Thursday, January 28, 2021

Fiction Review: Beartown

Last night, my book group met on Zoom to discuss Beartown by Fredrik Backman. I enjoyed Backman's A Man Called Ove on audio last year (one of my Best Books of 2020), but this is a very different kind of novel. Beartown is a dark story that closely examines the intricacies of human nature and what happens when a tragedy occurs.

Beartown is a remote small town in northern Sweden, surrounded by forest, where youth hockey is at the heart of the town. In fact, the town is failing economically, and most people see hockey as their way back to a thriving community. Decades ago, Peter Andersson led the town's junior hockey team to the national championship and then headed off to Canada to play in the NHL. Now, Peter is back, has his own kids, and is in charge of the hockey program in Beartown. A new teen star named Kevin seems to have the same kind of talent that Peter did back in the day--maybe even more. The junior team is headed for the national semi-finals, and they have a shot at winning. The whole town is counting on them, and that means a lot of pressure on this group of teen boys and the adults who coach them. The novel opens with a brief and mysterious passage about a teenager shooting someone else, so there is quite a bit of tension in knowing that violent act is coming. That's not the only foreshadowing, and this novel has another violent act at its center. 

Ample foreshadowing and that chilling opening sentence make this a very suspenseful novel, as the reader waits for the bad things to happen, knowing that the tense build-up to the big game will not end well. But this is far more than a typical suspense novel, as the author digs deep into the complexities of human nature. While the violence and darkness at the heart of the novel were too much for some of our book group, we all agreed that the author did a great job developing full, three-dimensional characters--not just a few main characters but dozens of people in the town, including teens, adults, coaches, and townspeople. This is not just a novel about hockey but about the "boys will be boys" culture that is created from myriad sources in our society. The author writes deeply and thoughtfully about that, as well as conflict, violence, and how a whole community can create a harmful culture. Here, he considers the power of hate:

"Hate can be a deeply stimulating emotion. The world becomes much easier to understand and much less terrifying if you divide everything and everyone into friends and enemies, we and they, good and evil. The easiest way to unite a group isn't through love because love is hard. It makes demands. Hate is simple.

So the first thing that happens in a conflict is that we choose a side, because that's easier than trying to hold two thoughts in our heads at the same time. The second thing that happens is that we seek out facts that confirm what we want to believe--comforting facts, ones that permit life to go on as normal. The third is that we dehumanize our enemy. There are many ways of doing that, but none is easier than taking her name away from her."

That passage is applicable to so much more than hockey and what happens in this novel. Backman's writing, deep characterizations, and thought-provoking concepts at the heart of this story are what make it so special, in spite of (or because of) its darkness. Our book group had a great discussion covering a wide range of topics, and I think this book will stay with me for a long time. That said, I admit I reached for a light, funny novel at bedtime last night to cleanse my reading palate!

415 pages, Atria Books

HBO has adapted the novel into an original series that will begin streaming on February 22. I don't know how close the TV show will stick to the book, but the trailer sure captures its intensity:

Note: This post contains affiliate links. Purchases from these links provide a small commission to me (pennies per purchase), to help offset the time I spend writing for this blog, at no extra cost to you.

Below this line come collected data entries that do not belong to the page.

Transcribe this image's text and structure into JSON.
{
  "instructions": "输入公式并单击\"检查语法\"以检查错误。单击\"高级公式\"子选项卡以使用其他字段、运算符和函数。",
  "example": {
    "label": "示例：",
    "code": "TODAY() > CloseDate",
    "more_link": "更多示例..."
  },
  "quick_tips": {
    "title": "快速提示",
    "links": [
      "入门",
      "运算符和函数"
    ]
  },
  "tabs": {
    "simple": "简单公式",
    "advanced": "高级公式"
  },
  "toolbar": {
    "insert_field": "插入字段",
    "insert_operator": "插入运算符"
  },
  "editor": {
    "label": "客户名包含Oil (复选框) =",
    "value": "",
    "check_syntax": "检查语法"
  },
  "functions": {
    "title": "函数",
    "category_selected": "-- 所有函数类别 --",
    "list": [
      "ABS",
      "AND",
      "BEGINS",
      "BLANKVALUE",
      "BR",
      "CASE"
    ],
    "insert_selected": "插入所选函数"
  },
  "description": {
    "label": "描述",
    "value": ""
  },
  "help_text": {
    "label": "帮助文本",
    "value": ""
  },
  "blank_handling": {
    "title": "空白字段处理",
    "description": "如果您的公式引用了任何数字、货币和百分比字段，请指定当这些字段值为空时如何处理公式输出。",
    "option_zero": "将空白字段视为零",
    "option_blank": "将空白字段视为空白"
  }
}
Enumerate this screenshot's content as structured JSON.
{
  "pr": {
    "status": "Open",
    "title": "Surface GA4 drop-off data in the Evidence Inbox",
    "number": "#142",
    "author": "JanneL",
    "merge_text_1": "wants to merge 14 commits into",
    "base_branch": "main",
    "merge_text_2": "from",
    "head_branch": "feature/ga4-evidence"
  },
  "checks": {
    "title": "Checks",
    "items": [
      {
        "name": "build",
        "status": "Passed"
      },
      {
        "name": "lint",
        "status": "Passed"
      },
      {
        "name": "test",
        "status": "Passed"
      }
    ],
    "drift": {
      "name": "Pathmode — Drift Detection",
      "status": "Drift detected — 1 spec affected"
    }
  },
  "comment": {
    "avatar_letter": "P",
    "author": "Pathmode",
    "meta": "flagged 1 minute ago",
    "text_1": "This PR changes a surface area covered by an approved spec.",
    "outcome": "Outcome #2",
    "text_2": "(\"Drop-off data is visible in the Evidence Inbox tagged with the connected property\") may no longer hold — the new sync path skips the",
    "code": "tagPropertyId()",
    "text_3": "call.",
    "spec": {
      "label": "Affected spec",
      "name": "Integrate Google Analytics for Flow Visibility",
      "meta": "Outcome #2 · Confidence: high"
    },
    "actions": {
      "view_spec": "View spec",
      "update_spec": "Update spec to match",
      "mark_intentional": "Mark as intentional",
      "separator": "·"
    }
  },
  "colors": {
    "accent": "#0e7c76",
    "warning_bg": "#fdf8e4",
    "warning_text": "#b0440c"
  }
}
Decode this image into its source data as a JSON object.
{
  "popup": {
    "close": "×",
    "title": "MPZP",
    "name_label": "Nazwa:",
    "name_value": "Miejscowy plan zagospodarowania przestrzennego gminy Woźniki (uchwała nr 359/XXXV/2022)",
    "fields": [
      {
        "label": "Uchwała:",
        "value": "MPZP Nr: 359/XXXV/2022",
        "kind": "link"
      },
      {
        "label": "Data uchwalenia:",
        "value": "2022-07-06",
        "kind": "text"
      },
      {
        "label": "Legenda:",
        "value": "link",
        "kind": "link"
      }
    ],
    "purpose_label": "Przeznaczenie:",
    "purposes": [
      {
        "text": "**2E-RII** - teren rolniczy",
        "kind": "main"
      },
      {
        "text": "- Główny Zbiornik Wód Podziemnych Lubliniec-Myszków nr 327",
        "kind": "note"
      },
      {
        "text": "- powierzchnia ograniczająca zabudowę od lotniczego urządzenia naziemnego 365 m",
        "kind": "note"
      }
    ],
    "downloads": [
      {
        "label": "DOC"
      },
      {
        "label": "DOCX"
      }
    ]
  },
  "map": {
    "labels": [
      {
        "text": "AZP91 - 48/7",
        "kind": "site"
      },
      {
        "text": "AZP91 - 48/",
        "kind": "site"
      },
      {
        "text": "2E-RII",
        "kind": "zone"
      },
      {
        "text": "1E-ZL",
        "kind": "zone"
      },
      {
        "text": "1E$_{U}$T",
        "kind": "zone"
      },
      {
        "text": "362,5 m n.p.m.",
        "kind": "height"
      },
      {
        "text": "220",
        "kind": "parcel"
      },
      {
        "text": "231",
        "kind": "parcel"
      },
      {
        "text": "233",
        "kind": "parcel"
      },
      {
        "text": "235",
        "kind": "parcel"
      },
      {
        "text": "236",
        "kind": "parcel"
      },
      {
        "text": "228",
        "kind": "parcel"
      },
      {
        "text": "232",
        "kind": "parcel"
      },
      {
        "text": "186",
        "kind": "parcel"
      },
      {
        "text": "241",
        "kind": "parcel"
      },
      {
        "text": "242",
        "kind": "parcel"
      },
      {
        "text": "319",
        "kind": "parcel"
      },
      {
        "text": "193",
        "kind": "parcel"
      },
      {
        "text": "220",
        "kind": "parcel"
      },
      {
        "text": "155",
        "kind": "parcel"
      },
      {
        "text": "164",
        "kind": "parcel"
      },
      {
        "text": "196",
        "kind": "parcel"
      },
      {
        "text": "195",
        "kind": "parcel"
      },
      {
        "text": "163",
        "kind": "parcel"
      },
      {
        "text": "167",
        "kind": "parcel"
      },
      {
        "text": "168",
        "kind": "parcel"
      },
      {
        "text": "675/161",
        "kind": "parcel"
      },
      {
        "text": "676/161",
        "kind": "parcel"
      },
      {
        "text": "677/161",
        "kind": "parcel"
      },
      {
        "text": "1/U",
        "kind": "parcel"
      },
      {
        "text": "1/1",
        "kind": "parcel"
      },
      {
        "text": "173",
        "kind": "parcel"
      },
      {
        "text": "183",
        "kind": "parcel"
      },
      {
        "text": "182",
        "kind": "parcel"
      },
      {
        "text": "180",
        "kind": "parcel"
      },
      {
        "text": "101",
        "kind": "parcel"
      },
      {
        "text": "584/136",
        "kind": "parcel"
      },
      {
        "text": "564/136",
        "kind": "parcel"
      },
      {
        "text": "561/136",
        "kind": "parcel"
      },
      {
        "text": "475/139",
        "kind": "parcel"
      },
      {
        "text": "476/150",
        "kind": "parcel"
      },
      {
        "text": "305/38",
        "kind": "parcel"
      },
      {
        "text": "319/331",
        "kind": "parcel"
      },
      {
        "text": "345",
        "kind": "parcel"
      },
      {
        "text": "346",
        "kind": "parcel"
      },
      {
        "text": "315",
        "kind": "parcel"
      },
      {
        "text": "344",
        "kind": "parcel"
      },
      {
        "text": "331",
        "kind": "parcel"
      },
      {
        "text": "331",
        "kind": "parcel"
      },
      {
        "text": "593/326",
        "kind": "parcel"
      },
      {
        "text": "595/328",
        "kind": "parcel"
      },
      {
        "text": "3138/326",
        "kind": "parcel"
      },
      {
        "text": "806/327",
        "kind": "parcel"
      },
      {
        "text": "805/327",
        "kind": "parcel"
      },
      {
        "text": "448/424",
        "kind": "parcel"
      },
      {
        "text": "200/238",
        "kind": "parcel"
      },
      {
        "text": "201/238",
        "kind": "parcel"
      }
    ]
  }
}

Listen to a sample of the audiobook here, describing the town and one of the players, and/or download it from Audible (it's a great sample that provides a feel for the novel).

You can buy the book through, where your purchase will support the indie bookstore of your choice (or all indie bookstores)--the convenience of shopping online while still buying local!


Or you can order Beartown from Book Depository, with free shipping worldwide.



  1. This book was the first of his that I read and I think it's really good. I have Anxious People on my TBR shelf still to read.

    1. Oh, then you have to read A Man Called Ove, Helen - just as good and thoughtful but also very funny! Gets into some serious issues without going so dark.

  2. One of my book clubs is reading this in March and I am super excited. I grew up with hockey--with a Canadian mother and four older brothers, it was a big part of our lives.

    It sounds like a good combo of atmosphere and suspense.

    1. I get that, Jane. Not as a kid but in college! I went to school WAY up north on NY along the Canadian border (closer to Ottawa than any US city). We didn't have a football team - hockey was king!